Economic and Social Impact
Tourism contributes nearly 12% of Sri Lanka’s GDP, employing over half a million people directly and indirectly. The new visa policy is expected to bring in at least 2.5 million visitors in 2026, generating over US$ 4 billion in foreign exchange earnings. This revenue is vital as Sri Lanka continues to recover from the foreign reserve crisis that crippled the economy just three years ago.
Beyond economic numbers, a boost in tourist arrivals supports small and medium enterprises — from boutique hotels and local tour operators to artisans, restaurants, and transport services. Every additional tourist means more income circulating in the local economy, particularly in coastal towns such as Galle, Trincomalee, and Mirissa.
Analysts’ Reactions
Industry experts and tour operators have welcomed the move, calling it “a bold and timely decision.” Many believe Sri Lanka can now attract new markets such as Southeast Asia and Eastern Europe, while regaining momentum from India — historically the island’s largest tourism source.

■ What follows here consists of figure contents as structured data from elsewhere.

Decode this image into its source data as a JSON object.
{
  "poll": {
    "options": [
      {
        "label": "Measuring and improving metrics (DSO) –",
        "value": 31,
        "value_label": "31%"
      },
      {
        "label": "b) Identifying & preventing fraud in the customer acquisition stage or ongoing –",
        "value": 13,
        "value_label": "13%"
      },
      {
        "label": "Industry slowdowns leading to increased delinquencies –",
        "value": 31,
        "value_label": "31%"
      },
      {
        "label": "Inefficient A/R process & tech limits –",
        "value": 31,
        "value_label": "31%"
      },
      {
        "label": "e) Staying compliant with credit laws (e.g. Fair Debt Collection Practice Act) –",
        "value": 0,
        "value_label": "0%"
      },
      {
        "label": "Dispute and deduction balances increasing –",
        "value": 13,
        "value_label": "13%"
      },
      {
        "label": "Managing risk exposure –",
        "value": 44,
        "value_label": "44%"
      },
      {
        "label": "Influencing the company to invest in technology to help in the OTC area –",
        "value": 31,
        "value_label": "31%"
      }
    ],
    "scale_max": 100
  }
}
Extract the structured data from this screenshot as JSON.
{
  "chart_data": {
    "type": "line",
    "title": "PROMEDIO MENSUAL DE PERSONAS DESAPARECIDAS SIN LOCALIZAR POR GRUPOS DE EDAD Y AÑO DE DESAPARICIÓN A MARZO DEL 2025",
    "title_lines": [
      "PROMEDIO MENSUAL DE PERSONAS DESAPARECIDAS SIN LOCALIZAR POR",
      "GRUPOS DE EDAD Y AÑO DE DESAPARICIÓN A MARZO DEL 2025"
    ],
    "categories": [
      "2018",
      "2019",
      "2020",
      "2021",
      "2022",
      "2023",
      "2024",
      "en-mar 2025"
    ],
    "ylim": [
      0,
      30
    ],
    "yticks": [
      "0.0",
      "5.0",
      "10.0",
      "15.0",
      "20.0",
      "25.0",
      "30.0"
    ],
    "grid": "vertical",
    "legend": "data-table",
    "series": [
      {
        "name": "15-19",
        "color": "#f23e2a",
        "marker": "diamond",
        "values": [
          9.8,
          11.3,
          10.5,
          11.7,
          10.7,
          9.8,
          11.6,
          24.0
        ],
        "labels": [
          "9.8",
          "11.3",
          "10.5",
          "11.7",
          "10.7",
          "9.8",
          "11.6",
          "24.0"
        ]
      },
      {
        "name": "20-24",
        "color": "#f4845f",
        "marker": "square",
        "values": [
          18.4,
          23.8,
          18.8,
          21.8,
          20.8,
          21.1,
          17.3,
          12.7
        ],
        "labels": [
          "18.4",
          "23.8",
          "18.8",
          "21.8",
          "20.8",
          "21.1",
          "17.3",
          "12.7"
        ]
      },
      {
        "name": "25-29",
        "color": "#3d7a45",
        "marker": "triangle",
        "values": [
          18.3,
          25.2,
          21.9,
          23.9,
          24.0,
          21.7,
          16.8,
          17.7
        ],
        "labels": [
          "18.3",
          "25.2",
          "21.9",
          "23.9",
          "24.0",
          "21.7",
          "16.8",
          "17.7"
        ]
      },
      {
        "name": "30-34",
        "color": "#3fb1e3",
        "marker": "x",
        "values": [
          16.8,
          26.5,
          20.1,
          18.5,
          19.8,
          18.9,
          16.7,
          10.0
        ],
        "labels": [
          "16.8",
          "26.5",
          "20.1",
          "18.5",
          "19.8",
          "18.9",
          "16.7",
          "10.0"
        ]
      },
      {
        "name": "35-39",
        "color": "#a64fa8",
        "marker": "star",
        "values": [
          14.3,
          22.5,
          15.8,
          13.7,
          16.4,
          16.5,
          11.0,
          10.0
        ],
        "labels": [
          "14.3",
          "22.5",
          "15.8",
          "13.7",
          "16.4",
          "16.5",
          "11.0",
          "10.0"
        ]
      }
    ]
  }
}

Travel consultant Anoma Perera noted, “Sri Lanka’s challenge has never been beauty — it’s been bureaucracy. This reform removes that barrier and puts us back on the map as a competitive destination.”
A Vision for the Future
The government’s tourism master plan includes infrastructure development, destination marketing, and the revival of underdeveloped regions such as the Northern and Eastern provinces. Simplified entry procedures are the foundation for this broader strategy.
If executed well, Sri Lanka could transform itself into a regional tourism hub, rivaling Maldives and Bali within the decade.